HELENA – Montana prison officials said Friday they will start translating non-English letters sent to prisoners – a response to a convicted killer’s lawsuit challenging the prison’s letter policy that prevented him from getting mail in Spanish.
The move came after the American Civil Liberties Union of Montana sued on behalf of William Diaz-Wassmer, who says the prison unconstitutionally withheld Spanish-language letters sent to him because officials could not understand the contents.
State attorneys had argued that the mail policy at Deer Lodge prison was not discriminatory. They said incoming mail must be screened to maintain safety and security, and that the prison didn’t have the money or resources to screen non-English letters.
Under the settlement, the prison will make a good faith effort to translate correspondence written in a language other than English within 10 days so it can be screened.
Prison officials said the deal still ensures that inmates are not abusing their constitutional rights in order to undermine prison safety.
“Correspondence with the outside world is one of the freedoms which inmates can still enjoy, unless the correspondence threatens the security, safety and orderly administration of the prisons,” agency attorney Ira Eakin said.
Prison officials say incoming mail represents a potential threat and must be screened to maintain safety and security. Under the previous policy, mail written in code or any language not understood by prison personnel was returned to the sender.
Mail written in code can still be rejected under the new negotiated policy.
Diaz-Wassmer, a native of Guatemala, was convicted in 2007 of killing and robbing a Livingston woman then setting her house on fire to cover up the crimes. He was sentenced to 160 years in Deer Lodge prison.
He claims the prison violated his constitutional rights of free speech and equal protection by withholding his incoming mail written by relatives and friends who have limited ability to read or write English.

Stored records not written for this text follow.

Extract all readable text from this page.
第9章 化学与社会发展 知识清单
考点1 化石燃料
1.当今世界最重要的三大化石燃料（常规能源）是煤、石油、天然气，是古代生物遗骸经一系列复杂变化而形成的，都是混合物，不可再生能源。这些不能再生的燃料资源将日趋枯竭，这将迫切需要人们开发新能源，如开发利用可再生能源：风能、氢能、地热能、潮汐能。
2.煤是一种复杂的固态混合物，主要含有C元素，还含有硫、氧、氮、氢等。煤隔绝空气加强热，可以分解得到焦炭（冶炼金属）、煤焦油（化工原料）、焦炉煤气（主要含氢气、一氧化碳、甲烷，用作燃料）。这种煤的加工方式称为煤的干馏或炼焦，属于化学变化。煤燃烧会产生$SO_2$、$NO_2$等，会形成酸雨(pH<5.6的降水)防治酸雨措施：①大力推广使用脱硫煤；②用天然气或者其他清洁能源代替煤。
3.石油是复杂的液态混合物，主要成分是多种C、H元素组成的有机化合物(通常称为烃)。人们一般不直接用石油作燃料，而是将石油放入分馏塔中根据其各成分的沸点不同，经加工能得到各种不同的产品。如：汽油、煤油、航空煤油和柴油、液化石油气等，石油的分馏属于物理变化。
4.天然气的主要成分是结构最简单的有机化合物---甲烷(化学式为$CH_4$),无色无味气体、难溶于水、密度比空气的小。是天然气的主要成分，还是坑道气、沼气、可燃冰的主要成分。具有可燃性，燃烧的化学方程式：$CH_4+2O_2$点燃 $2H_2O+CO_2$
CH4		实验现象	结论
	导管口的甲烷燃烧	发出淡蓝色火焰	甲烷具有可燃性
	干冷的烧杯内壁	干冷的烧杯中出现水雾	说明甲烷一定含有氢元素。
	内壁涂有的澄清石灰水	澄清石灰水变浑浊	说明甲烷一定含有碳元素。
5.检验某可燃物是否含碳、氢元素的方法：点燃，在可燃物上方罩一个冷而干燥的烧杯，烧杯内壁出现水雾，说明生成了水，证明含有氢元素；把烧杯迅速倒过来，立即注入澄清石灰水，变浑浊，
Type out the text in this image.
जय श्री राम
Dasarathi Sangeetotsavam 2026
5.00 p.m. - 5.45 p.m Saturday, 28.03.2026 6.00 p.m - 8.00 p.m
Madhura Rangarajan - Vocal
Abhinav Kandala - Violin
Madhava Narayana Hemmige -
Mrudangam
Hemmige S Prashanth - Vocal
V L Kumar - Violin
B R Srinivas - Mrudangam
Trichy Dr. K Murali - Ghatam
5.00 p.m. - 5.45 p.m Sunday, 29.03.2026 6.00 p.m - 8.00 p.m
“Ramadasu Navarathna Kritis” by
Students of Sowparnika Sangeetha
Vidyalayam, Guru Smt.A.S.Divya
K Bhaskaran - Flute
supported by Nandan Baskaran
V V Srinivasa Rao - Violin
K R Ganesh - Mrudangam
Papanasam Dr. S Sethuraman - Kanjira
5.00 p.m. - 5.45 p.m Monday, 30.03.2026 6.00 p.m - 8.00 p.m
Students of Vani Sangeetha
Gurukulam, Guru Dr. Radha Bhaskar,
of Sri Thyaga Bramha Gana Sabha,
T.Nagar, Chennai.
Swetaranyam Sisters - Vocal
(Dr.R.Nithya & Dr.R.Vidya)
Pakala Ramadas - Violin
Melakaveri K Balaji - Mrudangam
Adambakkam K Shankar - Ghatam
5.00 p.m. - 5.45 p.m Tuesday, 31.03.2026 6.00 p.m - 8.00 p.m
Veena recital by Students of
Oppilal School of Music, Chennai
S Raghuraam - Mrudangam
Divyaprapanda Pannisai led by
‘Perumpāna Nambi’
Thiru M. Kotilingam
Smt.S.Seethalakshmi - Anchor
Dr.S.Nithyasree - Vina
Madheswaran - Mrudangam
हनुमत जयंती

Prior to the settlement, prison officials began contract negotiations to provide translation services to the inmates. The ACLU said it is confident that the system being put in place will be responsive. The prison, if it cannot translate a letter, must provide an explanation why it can’t be done.
“The success of rehabilitation efforts of prisoners who are in our prisons is essential if we are to count on them being good productive citizens when they get out of jail,” ACLU legal director Jon Ellingson said. “One of the most important factors with that is maintaining contact with their community, their family, outside the prison.”